When asked in the waning months of his term what he would do if China were to attack Taiwan, Trump said that “China knows what I’m gonna do” in a menacing tone that suggested a robust US military response. He declined to share with the US public what only his administration and the Chinese communists supposedly understand about the prospects for war over Taiwan.
Similarly, Biden, in his long-delayed and only news conference so far, gave a rambling account of his two-hour telephone conversation with Chinese President Xi Jinping (習近平), saying he told him that “we are going to hold China accountable to follow the rules [on] their agreement made on Taiwan.”
Like Trump, he did not disclose the actual verbal exchange so that the policy implications could be understood by the US, Taiwanese and Chinese publics.
Did they discuss the commitments Trump said he made on Taiwan? Did Biden tell Xi that the US would defend Taiwan? If so, what was Xi’s response? Did the leaders of the world’s two most powerful militaries discuss the likelihood of escalation over the Taiwan Strait and how it could be controlled?
Xi and his communist colleagues have been preparing Chinese for the growing possibility — even the necessity — of war to “return Taiwan to the motherland.” No US president has seriously informed the US public of the moral and geostrategic implications of allowing Taiwan to fall under communist rule. Neither the Trump nor Biden presidential campaigns addressed the issue of war with China over Taiwan, which was actually a prominent issue in the 1960 debates between then-US presidential candidates Richard Nixon and John F. Kennedy.
It is entirely possible that Biden’s conversation with Xi accomplished one thing: dissuading Beijing from exploiting “legal warfare” to mandate an attack on Taiwan as threatened during the proceedings of the “Two Sessions” last month.
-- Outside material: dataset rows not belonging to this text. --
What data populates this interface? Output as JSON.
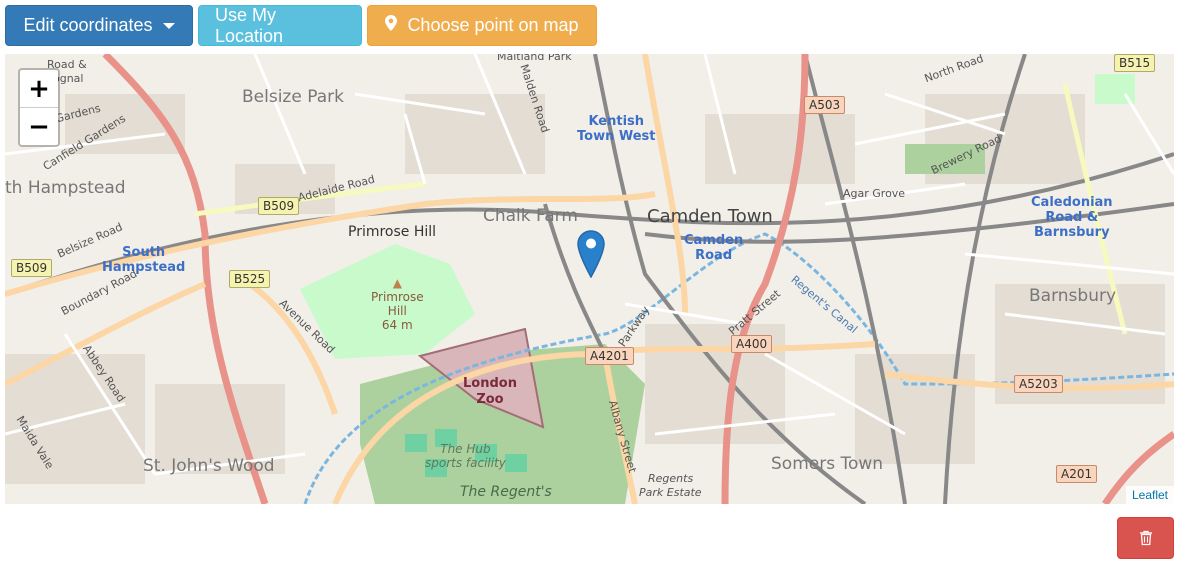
{
  "toolbar": {
    "edit_label": "Edit coordinates",
    "location_label": "Use My Location",
    "choose_label": "Choose point on map",
    "colors": {
      "primary": "#337ab7",
      "info": "#5bc0de",
      "warning": "#f0ad4e"
    }
  },
  "map": {
    "zoom_in": "+",
    "zoom_out": "−",
    "attribution": "Leaflet",
    "marker_icon": "map-marker-icon",
    "districts": {
      "belsize_park": "Belsize Park",
      "hampstead": "th Hampstead",
      "primrose_hill": "Primrose Hill",
      "chalk_farm": "Chalk Farm",
      "camden_town": "Camden Town",
      "barnsbury": "Barnsbury",
      "st_johns_wood": "St. John's Wood",
      "somers_town": "Somers Town",
      "regents_park": "The Regent's"
    },
    "stations": {
      "kentish": [
        "Kentish",
        "Town West"
      ],
      "south_hampstead": [
        "South",
        "Hampstead"
      ],
      "camden_road": [
        "Camden",
        "Road"
      ],
      "caledonian": [
        "Caledonian",
        "Road &",
        "Barnsbury"
      ]
    },
    "shields": {
      "b515": "B515",
      "a503": "A503",
      "b509a": "B509",
      "b509b": "B509",
      "b525": "B525",
      "a4201": "A4201",
      "a400": "A400",
      "a5203": "A5203",
      "a201": "A201"
    },
    "roads": {
      "adelaide": "Adelaide Road",
      "belsize": "Belsize Road",
      "boundary": "Boundary Road",
      "abbey": "Abbey Road",
      "maida": "Maida Vale",
      "avenue": "Avenue Road",
      "canfield": "Canfield Gardens",
      "agar": "Agar Grove",
      "brewery": "Brewery Road",
      "north": "North Road",
      "maitland": "Maitland Park",
      "malden": "Malden Road",
      "parkway": "Parkway",
      "albany": "Albany Street",
      "pratt": "Pratt Street",
      "regents_canal": "Regent's Canal",
      "regents_estate": "Regents",
      "regents_estate2": "Park Estate",
      "road_at": "Road &",
      "bognal": "ognal",
      "gardens": "Gardens"
    },
    "landmarks": {
      "primrose_hill_peak": [
        "Primrose",
        "Hill",
        "64 m"
      ],
      "london_zoo": [
        "London",
        "Zoo"
      ],
      "hub": [
        "The Hub",
        "sports facility"
      ]
    }
  },
  "delete_icon": "trash-icon"
}
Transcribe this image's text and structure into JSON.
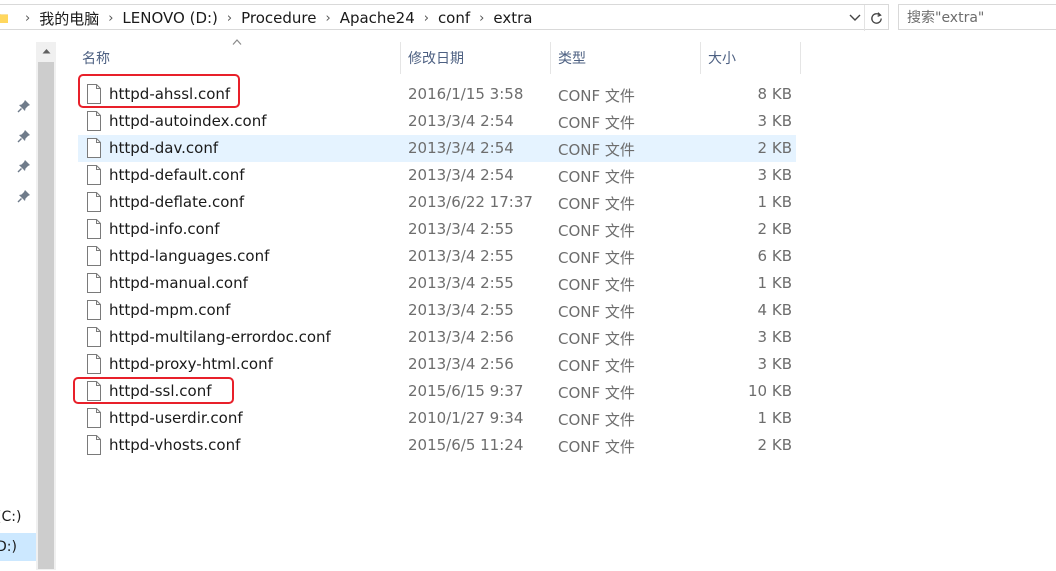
{
  "address_bar": {
    "crumbs": [
      "我的电脑",
      "LENOVO (D:)",
      "Procedure",
      "Apache24",
      "conf",
      "extra"
    ]
  },
  "search": {
    "placeholder": "搜索\"extra\""
  },
  "nav": {
    "drives": [
      {
        "label": "(C:)"
      },
      {
        "label": "D:)"
      }
    ]
  },
  "columns": {
    "name": "名称",
    "date": "修改日期",
    "type": "类型",
    "size": "大小"
  },
  "files": [
    {
      "name": "httpd-ahssl.conf",
      "date": "2016/1/15 3:58",
      "type": "CONF 文件",
      "size": "8 KB"
    },
    {
      "name": "httpd-autoindex.conf",
      "date": "2013/3/4 2:54",
      "type": "CONF 文件",
      "size": "3 KB"
    },
    {
      "name": "httpd-dav.conf",
      "date": "2013/3/4 2:54",
      "type": "CONF 文件",
      "size": "2 KB"
    },
    {
      "name": "httpd-default.conf",
      "date": "2013/3/4 2:54",
      "type": "CONF 文件",
      "size": "3 KB"
    },
    {
      "name": "httpd-deflate.conf",
      "date": "2013/6/22 17:37",
      "type": "CONF 文件",
      "size": "1 KB"
    },
    {
      "name": "httpd-info.conf",
      "date": "2013/3/4 2:55",
      "type": "CONF 文件",
      "size": "2 KB"
    },
    {
      "name": "httpd-languages.conf",
      "date": "2013/3/4 2:55",
      "type": "CONF 文件",
      "size": "6 KB"
    },
    {
      "name": "httpd-manual.conf",
      "date": "2013/3/4 2:55",
      "type": "CONF 文件",
      "size": "1 KB"
    },
    {
      "name": "httpd-mpm.conf",
      "date": "2013/3/4 2:55",
      "type": "CONF 文件",
      "size": "4 KB"
    },
    {
      "name": "httpd-multilang-errordoc.conf",
      "date": "2013/3/4 2:56",
      "type": "CONF 文件",
      "size": "3 KB"
    },
    {
      "name": "httpd-proxy-html.conf",
      "date": "2013/3/4 2:56",
      "type": "CONF 文件",
      "size": "3 KB"
    },
    {
      "name": "httpd-ssl.conf",
      "date": "2015/6/15 9:37",
      "type": "CONF 文件",
      "size": "10 KB"
    },
    {
      "name": "httpd-userdir.conf",
      "date": "2010/1/27 9:34",
      "type": "CONF 文件",
      "size": "1 KB"
    },
    {
      "name": "httpd-vhosts.conf",
      "date": "2015/6/5 11:24",
      "type": "CONF 文件",
      "size": "2 KB"
    }
  ],
  "colors": {
    "hover_row": "#e5f3ff",
    "selected_nav": "#cce8ff",
    "annotation_red": "#e8202a",
    "header_text": "#4d6082"
  }
}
So far, there has been no further action in Beijing to enshrine in Chinese “law” the communist state’s “obligation” to subjugate and absorb Taiwan.
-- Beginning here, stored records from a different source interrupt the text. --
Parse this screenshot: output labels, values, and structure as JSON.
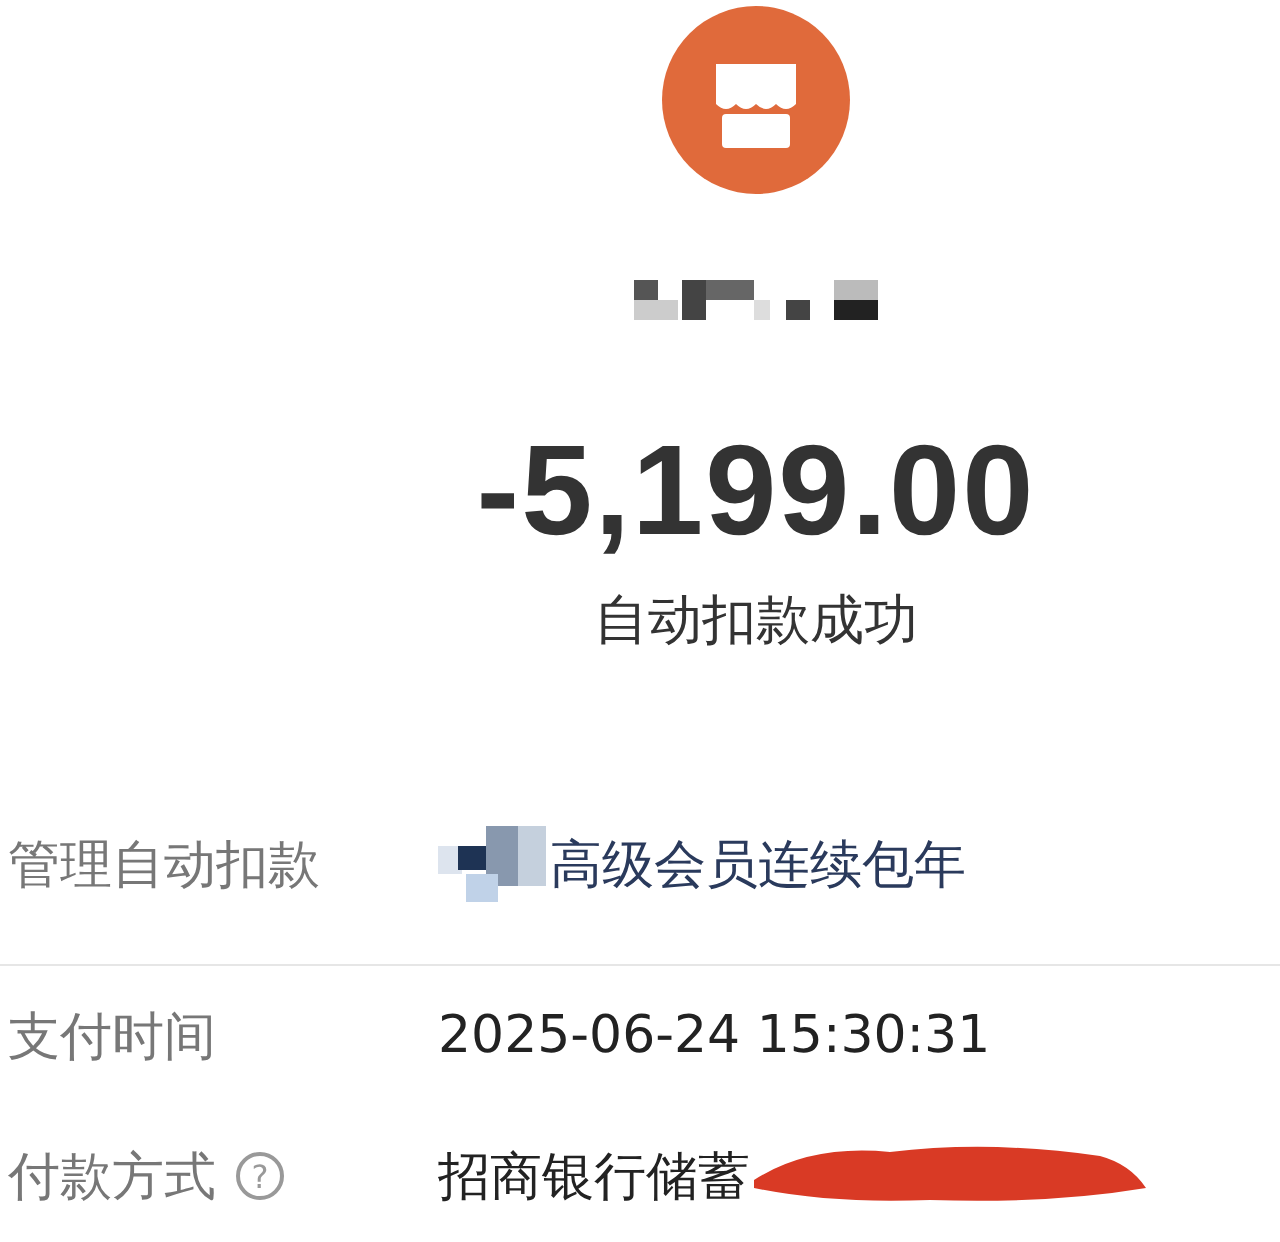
{
  "merchant": {
    "name_redacted": true
  },
  "amount": "-5,199.00",
  "status": "自动扣款成功",
  "rows": [
    {
      "label": "管理自动扣款",
      "value": "高级会员连续包年",
      "link": true,
      "prefix_redacted": true,
      "tail_redacted": false
    },
    {
      "label": "支付时间",
      "value": "2025-06-24 15:30:31",
      "link": false,
      "prefix_redacted": false,
      "tail_redacted": false
    },
    {
      "label": "付款方式",
      "value": "招商银行储蓄",
      "link": false,
      "help": "?",
      "prefix_redacted": false,
      "tail_redacted": true
    }
  ]
}
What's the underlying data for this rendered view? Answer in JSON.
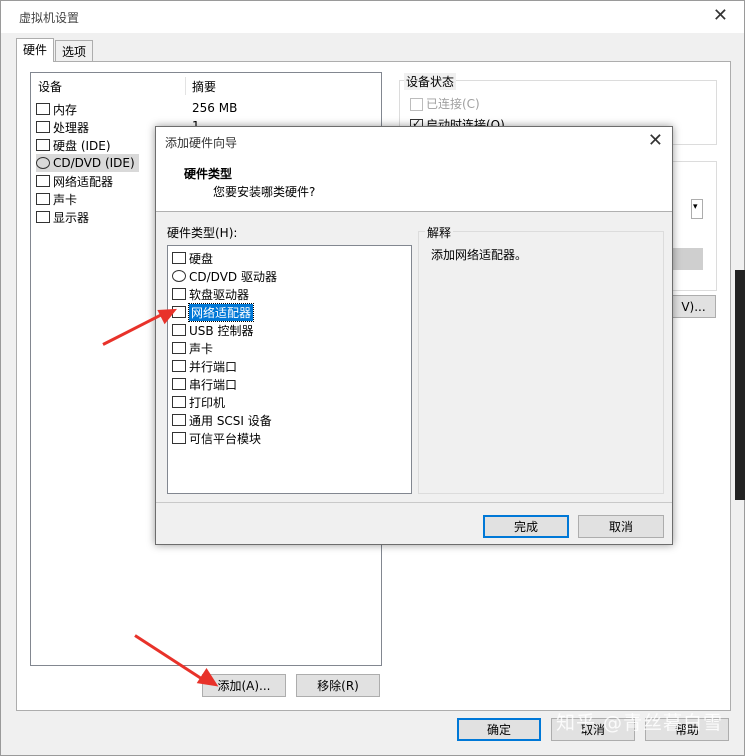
{
  "main_window": {
    "title": "虚拟机设置",
    "close_glyph": "✕",
    "tabs": [
      {
        "label": "硬件"
      },
      {
        "label": "选项"
      }
    ],
    "device_table": {
      "col_device": "设备",
      "col_summary": "摘要",
      "rows": [
        {
          "name": "内存",
          "summary": "256 MB",
          "icon": "memory-icon"
        },
        {
          "name": "处理器",
          "summary": "1",
          "icon": "cpu-icon"
        },
        {
          "name": "硬盘 (IDE)",
          "summary": "",
          "icon": "harddisk-icon"
        },
        {
          "name": "CD/DVD (IDE)",
          "summary": "",
          "icon": "cd-icon"
        },
        {
          "name": "网络适配器",
          "summary": "",
          "icon": "network-icon"
        },
        {
          "name": "声卡",
          "summary": "",
          "icon": "sound-icon"
        },
        {
          "name": "显示器",
          "summary": "",
          "icon": "monitor-icon"
        }
      ]
    },
    "device_status": {
      "label": "设备状态",
      "connected": "已连接(C)",
      "connect_on_power": "启动时连接(O)"
    },
    "partial_button": "V)...",
    "add_button": "添加(A)...",
    "remove_button": "移除(R)",
    "ok_button": "确定",
    "cancel_button": "取消",
    "help_button": "帮助"
  },
  "dialog": {
    "title": "添加硬件向导",
    "close_glyph": "✕",
    "header_title": "硬件类型",
    "header_subtitle": "您要安装哪类硬件?",
    "hw_type_label": "硬件类型(H):",
    "hw_items": [
      {
        "label": "硬盘",
        "icon": "harddisk-icon"
      },
      {
        "label": "CD/DVD 驱动器",
        "icon": "cd-icon"
      },
      {
        "label": "软盘驱动器",
        "icon": "floppy-icon"
      },
      {
        "label": "网络适配器",
        "icon": "network-icon",
        "selected": true
      },
      {
        "label": "USB 控制器",
        "icon": "usb-icon"
      },
      {
        "label": "声卡",
        "icon": "sound-icon"
      },
      {
        "label": "并行端口",
        "icon": "parallel-port-icon"
      },
      {
        "label": "串行端口",
        "icon": "serial-port-icon"
      },
      {
        "label": "打印机",
        "icon": "printer-icon"
      },
      {
        "label": "通用 SCSI 设备",
        "icon": "scsi-icon"
      },
      {
        "label": "可信平台模块",
        "icon": "tpm-icon"
      }
    ],
    "explain_label": "解释",
    "explain_text": "添加网络适配器。",
    "finish_button": "完成",
    "cancel_button": "取消"
  },
  "watermark": "知乎 @青丝暮白雪",
  "colors": {
    "accent": "#0078d7",
    "arrow": "#e8322a"
  }
}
Yet, actual military preparations for that contingency are ongoing and increasing — which could mean that Beijing has decided it needs no further “legal” pretext beyond the 2005 “Anti-Secession” Law, which threatened the use of “non-peaceful means” to “reunify” China and Taiwan if “peaceful” means failed to persuade Taiwanese to see the light — of the onrushing train.
Blinken capped the week with a television appearance in which he again criticized China for its deceitful performance on the COVID-19 pandemic.
Asked the inevitable question on the US’ intention to defend Taiwan, he said: “We have a commitment to Taiwan under the Taiwan Relations Act, a bipartisan commitment that’s existed for many, many years, to make sure that Taiwan has the ability to defend itself and to make sure that we’re sustaining peace and security in the Western Pacific. We stand behind those commitments.”
When pressed to clarify whether Washington “will militarily respond,” he said: “I’m not going to get into hypotheticals. … [I]t would be a serious mistake for anyone to try to change the existing status quo by force.”
Like officials from all administrations, Blinken was simply reciting the act’s core mandates to enable Taiwan to defend itself and to maintain “the US capacity” to intervene directly. He did not dispel the ambiguity as to whether the US would actually do so — the crucial element in China’s strategic planning. Beijing will force a decision at some point, probably when Washington is preoccupied with a crisis precipitated by Russia, Iran or North Korea, the quadrilateral axis of evil.
Joseph Bosco, who served as China country director in the office of the US secretary of defense, is a fellow of the Institute for Taiwan-American Studies and a member of the Global Taiwan Institute’s advisory committee.